What is an approval workflow?
An approval workflow is a predefined sequence of approvals a request — such as a purchase requisition or PO — must pass through before it can proceed. Routing is usually driven by amount thresholds, roles, departments, or categories, and every step is logged for audit.
An approval workflow is the rulebook for *who has to say yes, in what order, before something can happen*. In procurement it governs requisitions, purchase orders, and contracts — routing each one to the right approvers based on amount, role, department, or category, and recording every decision along the way.
How an approval workflow works
- Trigger — a request is submitted (e.g. a ₹6 lakh requisition).
- Routing rules — the workflow picks a path by amount band, department, or category.
- Sequential steps — each step has eligible approvers and a clear order.

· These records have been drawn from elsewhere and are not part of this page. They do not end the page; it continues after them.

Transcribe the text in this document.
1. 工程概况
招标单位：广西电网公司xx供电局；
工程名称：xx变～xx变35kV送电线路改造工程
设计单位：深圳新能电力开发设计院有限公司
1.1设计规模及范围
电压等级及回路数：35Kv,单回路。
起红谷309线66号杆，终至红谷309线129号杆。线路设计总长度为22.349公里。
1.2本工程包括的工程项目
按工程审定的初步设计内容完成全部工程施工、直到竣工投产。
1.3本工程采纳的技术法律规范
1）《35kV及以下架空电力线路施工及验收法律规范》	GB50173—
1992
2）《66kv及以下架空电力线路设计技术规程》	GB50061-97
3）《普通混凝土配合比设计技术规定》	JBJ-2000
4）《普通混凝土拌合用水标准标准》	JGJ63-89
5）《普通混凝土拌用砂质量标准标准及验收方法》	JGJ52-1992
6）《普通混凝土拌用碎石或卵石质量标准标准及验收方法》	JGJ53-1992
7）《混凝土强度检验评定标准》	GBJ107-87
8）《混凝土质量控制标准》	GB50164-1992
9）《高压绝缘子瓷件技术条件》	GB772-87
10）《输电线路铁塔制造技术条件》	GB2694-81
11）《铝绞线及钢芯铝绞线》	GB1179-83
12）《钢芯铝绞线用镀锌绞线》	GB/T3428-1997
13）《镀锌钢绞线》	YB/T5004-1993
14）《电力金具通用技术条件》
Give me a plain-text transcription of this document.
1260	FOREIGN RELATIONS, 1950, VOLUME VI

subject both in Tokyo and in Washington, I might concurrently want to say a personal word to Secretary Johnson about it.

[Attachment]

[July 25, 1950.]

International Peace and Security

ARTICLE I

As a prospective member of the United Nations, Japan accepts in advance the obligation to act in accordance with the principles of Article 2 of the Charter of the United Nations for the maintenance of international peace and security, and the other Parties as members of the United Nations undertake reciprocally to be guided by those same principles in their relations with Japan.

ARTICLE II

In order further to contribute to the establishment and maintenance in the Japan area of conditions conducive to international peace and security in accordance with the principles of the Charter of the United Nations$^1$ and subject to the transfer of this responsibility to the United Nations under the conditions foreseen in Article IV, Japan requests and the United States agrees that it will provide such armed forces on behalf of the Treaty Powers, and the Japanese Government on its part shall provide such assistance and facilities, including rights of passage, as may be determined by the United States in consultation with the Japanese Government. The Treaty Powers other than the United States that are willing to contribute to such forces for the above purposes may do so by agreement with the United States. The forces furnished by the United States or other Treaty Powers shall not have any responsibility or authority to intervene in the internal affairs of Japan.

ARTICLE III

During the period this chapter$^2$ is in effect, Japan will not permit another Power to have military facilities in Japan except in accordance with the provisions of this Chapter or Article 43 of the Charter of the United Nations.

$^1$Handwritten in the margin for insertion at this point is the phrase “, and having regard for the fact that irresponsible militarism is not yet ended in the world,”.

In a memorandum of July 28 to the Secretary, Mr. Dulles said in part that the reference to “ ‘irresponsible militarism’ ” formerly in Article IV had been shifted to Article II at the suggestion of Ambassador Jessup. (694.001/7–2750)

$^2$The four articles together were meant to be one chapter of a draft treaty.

- Separation of duties — the requester can't approve their own request.
- Outcome — approved requests proceed; rejected ones return with a reason. Every action is logged.
Approval workflow example
A simple amount-based matrix might read: up to ₹50,000 needs a manager; ₹50,000–₹5 lakh adds the department head; above ₹5 lakh adds finance; above ₹25 lakh adds the CFO. A ₹6 lakh requisition therefore routes through manager → department head → finance before procurement can issue a PO.
Separation of duties is non-negotiable
A sound workflow always enforces that the requester is not the approver. This single rule is one of the strongest defences against fraud and against maverick spend.
Why approval workflows matter
- Financial control — spend is authorised by the right people before it is committed.
- Speed with control — clear routing avoids both bottlenecks and rubber-stamping.
- Audit trail — every approval is timestamped and attributable.
- Risk reduction — separation of duties and thresholds curb error and fraud.
Approval workflows are the control gate of the procure-to-pay cycle — what stands between a request and a commitment. Well designed, they make compliance fast enough that people don't try to go around it, protecting spend under management.
Frequently asked questions
What is an approval matrix?
An approval matrix is a table that maps request types and amount bands to the roles required to approve them. It is the routing logic that an approval workflow follows to decide who must sign off.
Why is separation of duties important in an approval workflow?
Because it stops one person from both requesting and approving the same spend. Separating those duties is a core internal control that reduces the risk of error, abuse, and fraud.
How does amount-based routing work?
The workflow checks the request amount against defined thresholds and adds approvers accordingly — small amounts may need only a manager, while larger amounts escalate to department heads, finance, and senior leadership.